Farmington police sergeant Kevin Mincke had to relocate a large snapping turtle last weekFarmington police sergeant Kevin Mincke never really knows what he’s going to encounter once he hits the roads on patrol. Last week, that meant Mincke had to rescue a really, really big turtle.
By: Michelle Leonard, The Farmington Independent
Farmington police sergeant Kevin Mincke never really knows what he’s going to encounter once he hits the roads on patrol. Last week, that meant Mincke had to rescue a really, really big turtle.
Or possibly, it meant he rescued a homeowner from the large turtle that had found its way to the front step of a Farmington home. Either way, Mincke was called to remove what he estimates to be a 15-pound snapping turtle from a residential area and return it to someplace more suitable for turtles.

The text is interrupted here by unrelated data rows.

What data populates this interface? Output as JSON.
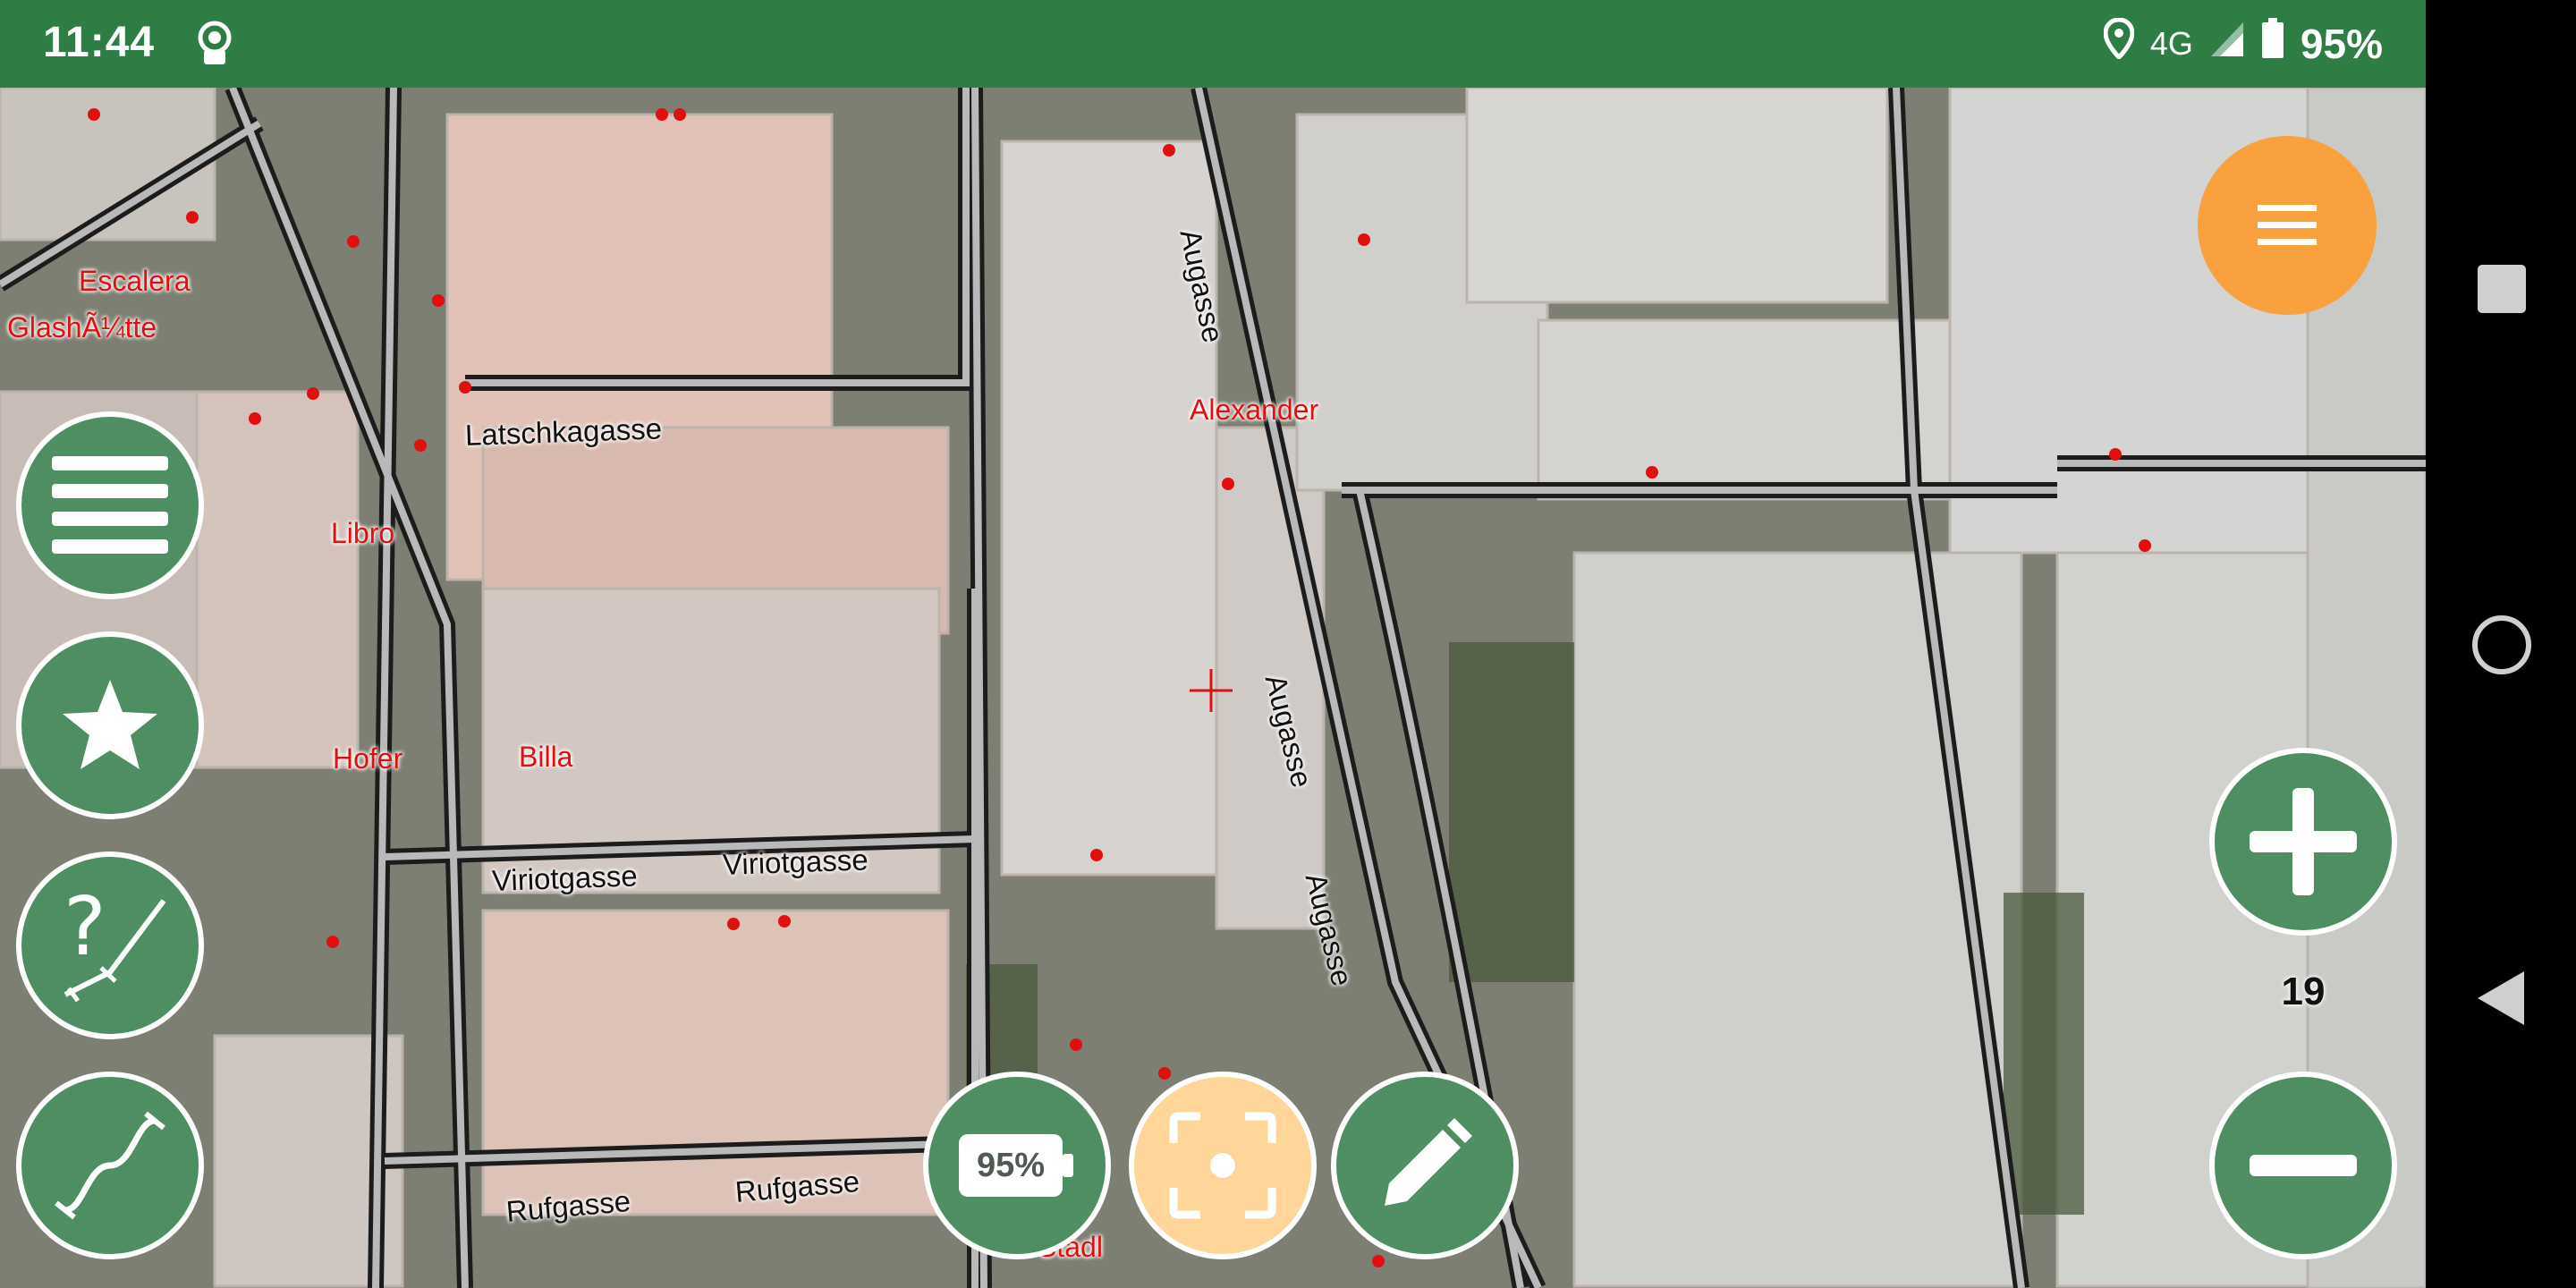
{
  "status_bar": {
    "time": "11:44",
    "network": "4G",
    "battery": "95%"
  },
  "map": {
    "pois": [
      {
        "id": "escalera",
        "label": "Escalera"
      },
      {
        "id": "glashuette",
        "label": "GlashÃ¼tte"
      },
      {
        "id": "libro",
        "label": "Libro"
      },
      {
        "id": "hofer",
        "label": "Hofer"
      },
      {
        "id": "billa",
        "label": "Billa"
      },
      {
        "id": "alexander",
        "label": "Alexander"
      },
      {
        "id": "stadl",
        "label": "Stadl"
      }
    ],
    "streets": [
      {
        "id": "latschkagasse",
        "label": "Latschkagasse"
      },
      {
        "id": "augasse1",
        "label": "Augasse"
      },
      {
        "id": "augasse2",
        "label": "Augasse"
      },
      {
        "id": "augasse3",
        "label": "Augasse"
      },
      {
        "id": "viriotgasse1",
        "label": "Viriotgasse"
      },
      {
        "id": "viriotgasse2",
        "label": "Viriotgasse"
      },
      {
        "id": "rufgasse1",
        "label": "Rufgasse"
      },
      {
        "id": "rufgasse2",
        "label": "Rufgasse"
      }
    ]
  },
  "controls": {
    "battery_button_label": "95%",
    "zoom_level": "19"
  },
  "colors": {
    "status_bar": "#2d7d45",
    "fab_green": "#4e8e62",
    "fab_orange": "#f9a03f",
    "fab_peach": "#ffd59a"
  }
}
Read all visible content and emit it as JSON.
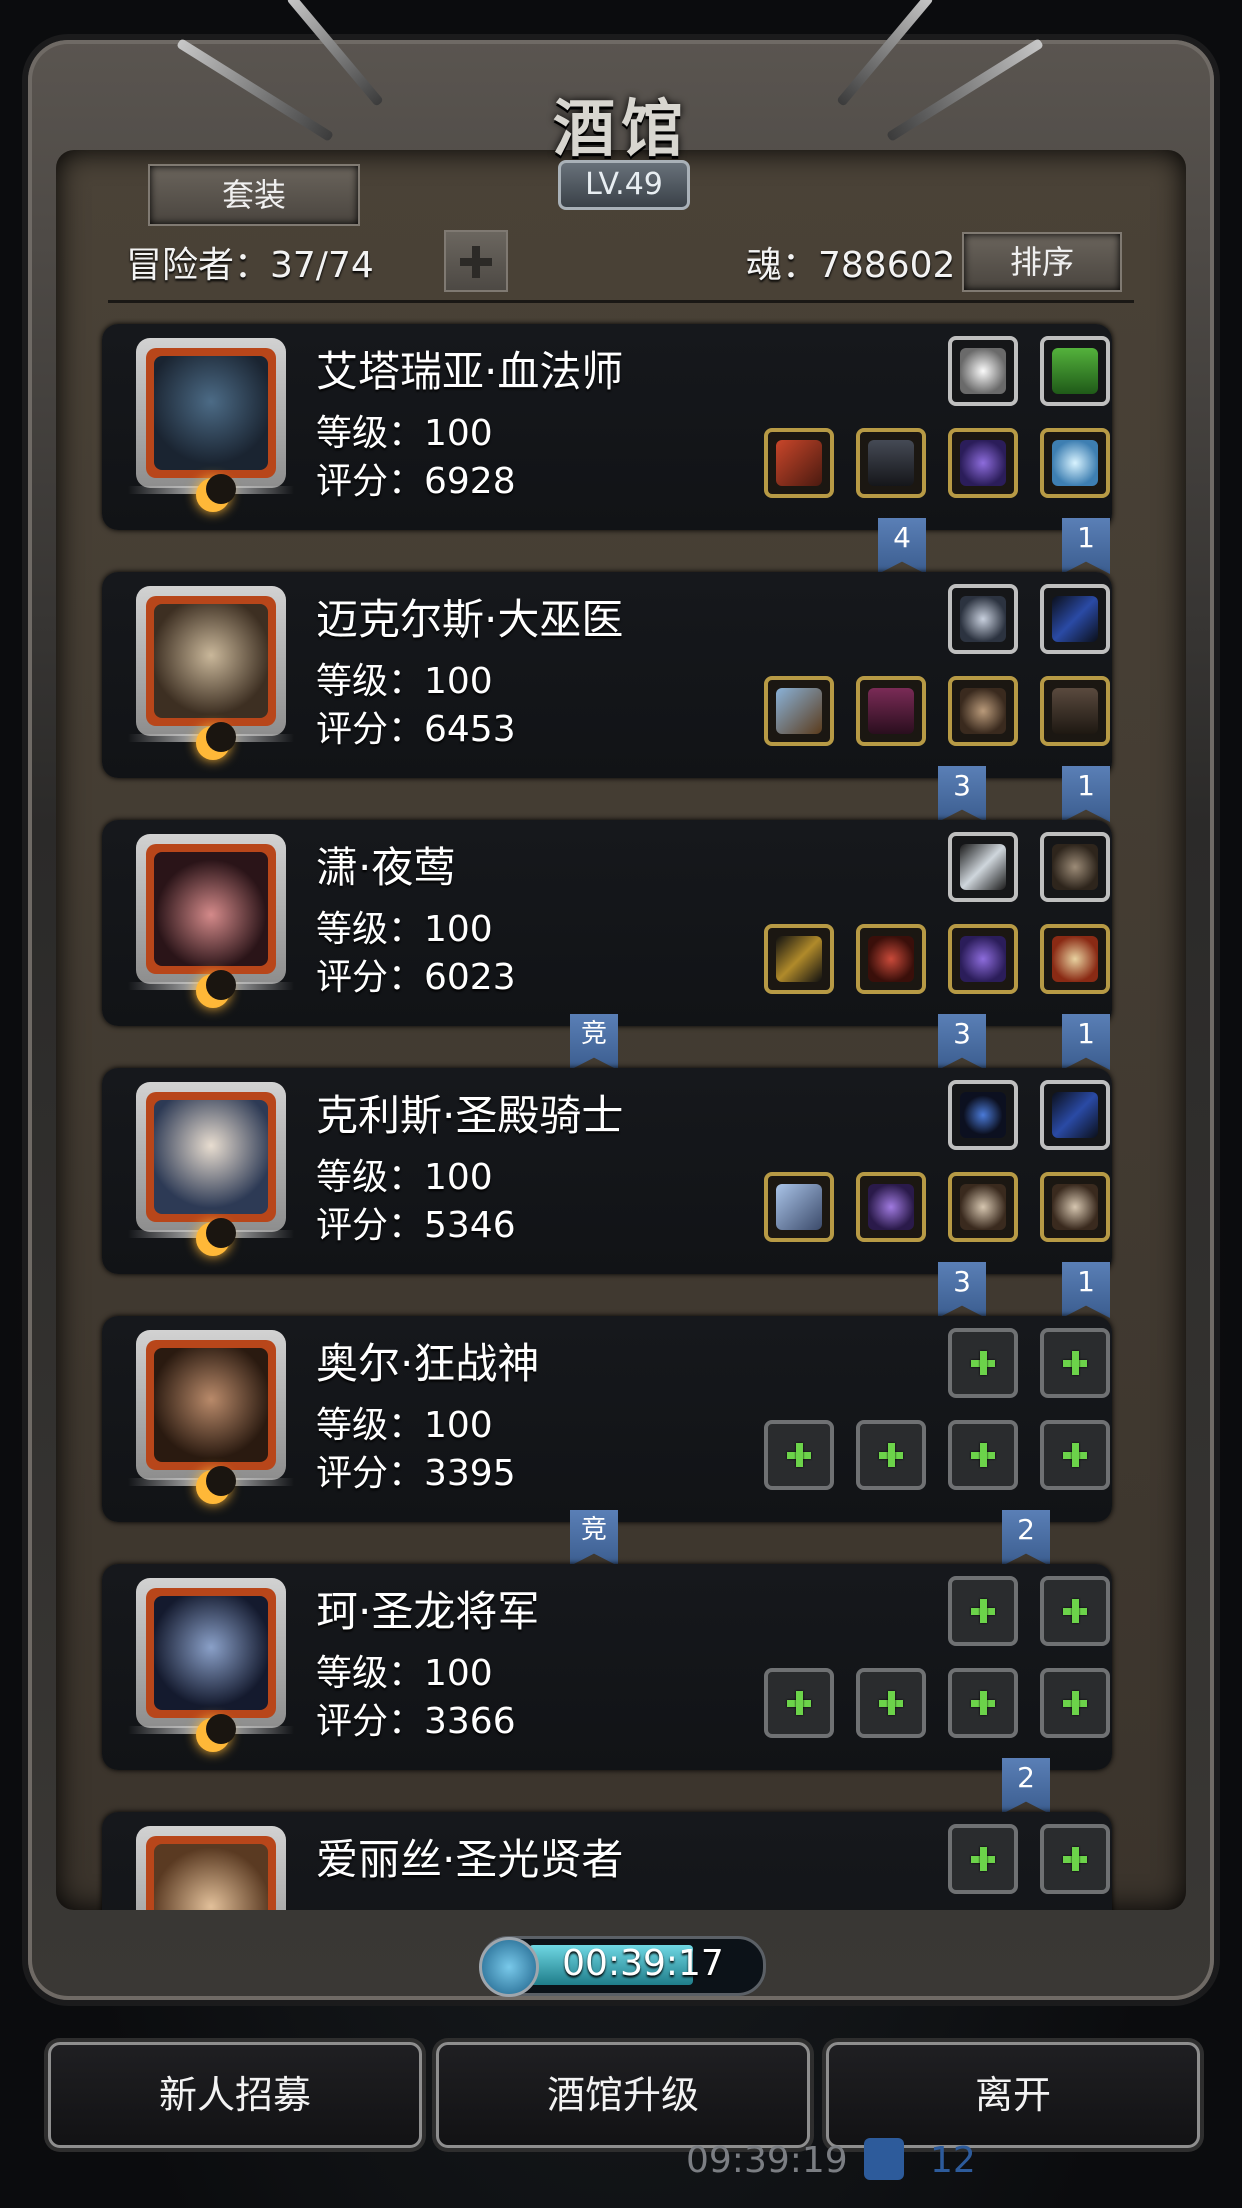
{
  "title": "酒馆",
  "level": "LV.49",
  "set_button": "套装",
  "adventurers_label": "冒险者：37/74",
  "soul_label": "魂：788602",
  "sort_button": "排序",
  "heroes": [
    {
      "name": "艾塔瑞亚·血法师",
      "level": "等级：100",
      "score": "评分：6928"
    },
    {
      "name": "迈克尔斯·大巫医",
      "level": "等级：100",
      "score": "评分：6453"
    },
    {
      "name": "潇·夜莺",
      "level": "等级：100",
      "score": "评分：6023"
    },
    {
      "name": "克利斯·圣殿骑士",
      "level": "等级：100",
      "score": "评分：5346"
    },
    {
      "name": "奥尔·狂战神",
      "level": "等级：100",
      "score": "评分：3395"
    },
    {
      "name": "珂·圣龙将军",
      "level": "等级：100",
      "score": "评分：3366"
    },
    {
      "name": "爱丽丝·圣光贤者",
      "level": "",
      "score": ""
    }
  ],
  "flags": [
    "4",
    "1",
    "3",
    "1",
    "竞",
    "3",
    "1",
    "3",
    "1",
    "竞",
    "2",
    "2"
  ],
  "timer": "00:39:17",
  "buttons": {
    "recruit": "新人招募",
    "upgrade": "酒馆升级",
    "leave": "离开"
  },
  "background_time": "09:39:19",
  "background_count": "12",
  "colors": {
    "flag": "#4a6ea3",
    "gold_slot": "#b79a45",
    "plus": "#6cd34a"
  }
}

On the afternoon of Sept. 4, Farmington fire marshal John Powers was leaving the scene of a Dunbury Knoll house fire after spending most of his day there. He was on Dunbury Avenue when a woman, walking with a few children, flagged him down. The woman had spotted this large snapping turtle on the stoop of a nearby home.
Powers called it in, not really sure how such a problem would be handled. Mincke, it turns out, had responded to a similar call a few years ago, so he responded.
When Mincke arrived he found the snapping turtle on the front step of a house on the 18800 block of Dunbury Avenue.
“It was a real good size,” Mincke said. “It’ll take a finger off, no problem.”
Checking with neighbors, Mincke was able to get a shovel to scoop up the turtle without touching it. At first, he tried to place the turtle into a cardboard box, but it burst through the sides. Another neighbor found a plastic bin with a lid, which worked much better.
Mincke took the snapping turtle down to the foot bridge in Empire Township and released it into the Vermillion River.
“It was kind of cool. This thing was ready to go. He stuck his head out, looked around and said, ‘I’m outta here,’” Mincke said. “He kind of tucked his head down, pushed off and away he went into the water.”
It’s hard to say how the snapping turtle found its way onto that doorstep. There are smaller ponds around the neighborhood, and there is wetland area not far from the home.
Mincke is good-natured about the whole ordeal.
“It’s just stuff like that that we do all the time,” he said. “All in a day’s work, you know.”